How did these discoveries occur? The original discovery, in 1911 was made by the Dutch physicist Heike Kamerlingh Onnes. Kamerlingh Onnes was an experimental physicist, one who worked in a research laboratory, often inventing and building the equipment he needed to carry out his experiments, and then using insight , knowledge, and imagination to interpret the results. many times the results had no immediate practical applications. Onnes had built new kinds of refrigerators that could reach previously unexplored temperatures. He then studied the properties of gases, liquids, and solids at these new temperatures.He anticipated that mercury would become a better electrical conductor when the temperatures was lowered. What totally surprised him was that all resistance disappeared when mercury reached 4 degree above absolute zero!
For over forty years after 1911 no one had developed a complete explanation of how materials could conduct electricity without loss. that is there is no theory of superconductivity. In 1957, three Americans theoretical physicists, John Bardeen, Leon Cooper, and Robert Schrieffer, presented a theory called the BSC theory, that explained how superconductors work. Theoretical physicists use mathematics and, especially today, computers to conduct a framework of explanations called a theory that explains experimental data and predicts new results. Theoreticians also need insight, imagination, and creativity. The work of theoreticians in superconductivity is not finished, because no theory can yet explain how the new superconducting materials work.
We still have much to learn about the interactions of matter and energy. Sometimes experimental results come before the theoretical explanations. In other cases, a theory predicts the results of an experiment that has not yet been done. Often physics has important applications to other sciences. superconducting magnets are an important part of devices used by chemists to learn the structure of molecules, by biologist to trace molecules through cells, and by physicians to find brain tumors.

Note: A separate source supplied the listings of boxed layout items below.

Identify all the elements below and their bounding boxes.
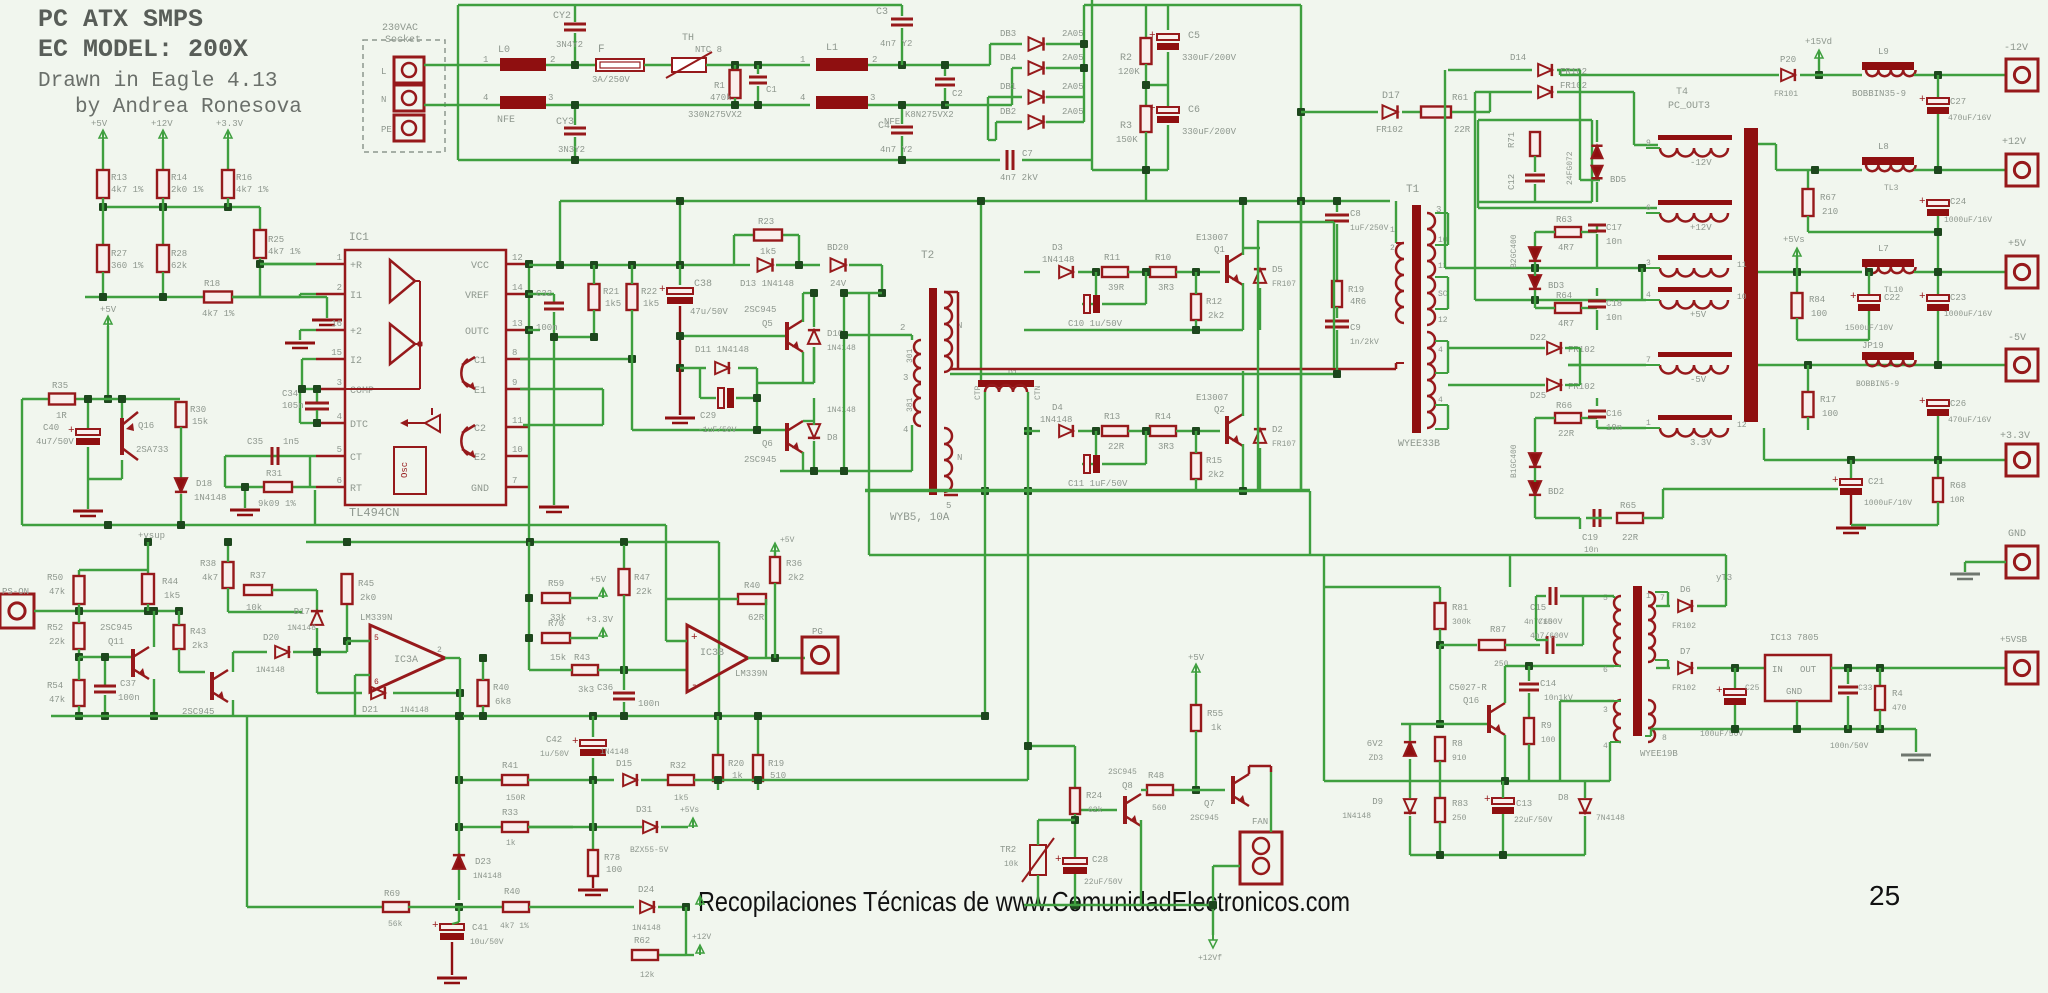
svg-text:R66: R66 bbox=[1556, 401, 1572, 411]
svg-text:Osc: Osc bbox=[400, 462, 410, 478]
svg-text:+R: +R bbox=[350, 261, 362, 272]
svg-text:FR107: FR107 bbox=[1272, 440, 1296, 449]
svg-text:CY2: CY2 bbox=[553, 11, 571, 22]
svg-text:C1: C1 bbox=[474, 356, 486, 367]
svg-text:10: 10 bbox=[1438, 236, 1448, 245]
svg-text:1N4148: 1N4148 bbox=[256, 666, 285, 675]
svg-text:N: N bbox=[381, 95, 386, 105]
svg-text:C13: C13 bbox=[1516, 799, 1532, 809]
svg-text:C15: C15 bbox=[1530, 603, 1546, 613]
svg-text:1N4148: 1N4148 bbox=[600, 748, 629, 757]
svg-text:D14: D14 bbox=[1510, 53, 1526, 63]
svg-text:Q16: Q16 bbox=[1463, 696, 1479, 706]
svg-text:FAN: FAN bbox=[1252, 817, 1268, 827]
svg-text:C33: C33 bbox=[1858, 684, 1873, 693]
svg-text:R63: R63 bbox=[1556, 215, 1572, 225]
svg-text:2A05: 2A05 bbox=[1062, 107, 1084, 117]
svg-text:11: 11 bbox=[1438, 262, 1448, 271]
svg-text:R23: R23 bbox=[758, 217, 774, 227]
svg-text:4n7 Y2: 4n7 Y2 bbox=[880, 39, 912, 49]
svg-text:4: 4 bbox=[337, 412, 342, 422]
svg-text:13: 13 bbox=[512, 319, 523, 329]
svg-text:-5V: -5V bbox=[2008, 333, 2026, 344]
svg-text:C17: C17 bbox=[1606, 223, 1622, 233]
svg-text:8: 8 bbox=[512, 348, 517, 358]
svg-text:COMP: COMP bbox=[350, 386, 374, 397]
svg-text:NFE: NFE bbox=[497, 115, 515, 126]
svg-text:+12V: +12V bbox=[151, 119, 173, 129]
svg-text:R27: R27 bbox=[111, 249, 127, 259]
svg-text:6k8: 6k8 bbox=[495, 697, 511, 707]
svg-text:330N275VX2: 330N275VX2 bbox=[688, 110, 742, 120]
svg-text:+5V: +5V bbox=[91, 119, 108, 129]
svg-text:22R: 22R bbox=[1558, 429, 1575, 439]
svg-text:Q5: Q5 bbox=[762, 319, 773, 329]
svg-text:C15: C15 bbox=[1538, 618, 1553, 627]
svg-text:100n: 100n bbox=[536, 323, 558, 333]
svg-text:470: 470 bbox=[1892, 704, 1907, 713]
svg-text:JP19: JP19 bbox=[1862, 341, 1884, 351]
svg-text:+: + bbox=[1484, 794, 1491, 806]
svg-text:24FG072: 24FG072 bbox=[1566, 151, 1575, 185]
svg-text:R19: R19 bbox=[1348, 285, 1364, 295]
svg-text:+3.3V: +3.3V bbox=[2000, 431, 2030, 442]
svg-text:L9: L9 bbox=[1878, 47, 1889, 57]
svg-text:2SC945: 2SC945 bbox=[100, 623, 132, 633]
svg-text:2SC945: 2SC945 bbox=[1108, 768, 1137, 777]
svg-text:R10: R10 bbox=[1155, 253, 1171, 263]
svg-text:7: 7 bbox=[512, 476, 517, 486]
svg-text:+: + bbox=[691, 632, 698, 644]
svg-text:3N4Y2: 3N4Y2 bbox=[556, 40, 583, 50]
svg-text:4: 4 bbox=[483, 93, 488, 103]
svg-text:12: 12 bbox=[512, 253, 523, 263]
svg-text:C36: C36 bbox=[597, 683, 613, 693]
svg-text:R47: R47 bbox=[634, 573, 650, 583]
svg-text:BD3: BD3 bbox=[1548, 281, 1564, 291]
svg-text:C5: C5 bbox=[1188, 31, 1200, 42]
svg-text:R14: R14 bbox=[1155, 412, 1171, 422]
svg-text:CTP: CTP bbox=[974, 385, 983, 400]
svg-text:+: + bbox=[659, 284, 666, 296]
svg-text:C12: C12 bbox=[1507, 174, 1517, 190]
svg-text:47k: 47k bbox=[49, 695, 65, 705]
svg-text:4: 4 bbox=[800, 93, 805, 103]
svg-text:22k: 22k bbox=[49, 637, 65, 647]
svg-text:+3.3V: +3.3V bbox=[216, 119, 244, 129]
svg-text:3: 3 bbox=[1646, 259, 1651, 268]
svg-text:R35: R35 bbox=[52, 381, 68, 391]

Science and technology constantly interact. Often new equipment, such as refrigerators Kamerlingh Onnes built, produce further scientific results. Other times science results in new products. For example, engineers have built giant magnets and small, efficient motors and generators using superconductors. the applications of science affect the lives of everyone more and more each year. For this reason, all of us need an understanding of physics, as well as the other sciences, to make informed decisions about problems involving our rapidly changing society.
Perhaps the most surprising aspect of physics is that results can be described by a small number of relationships, or laws. These laws often can be expressed using mathematics, which has been called the language of physics.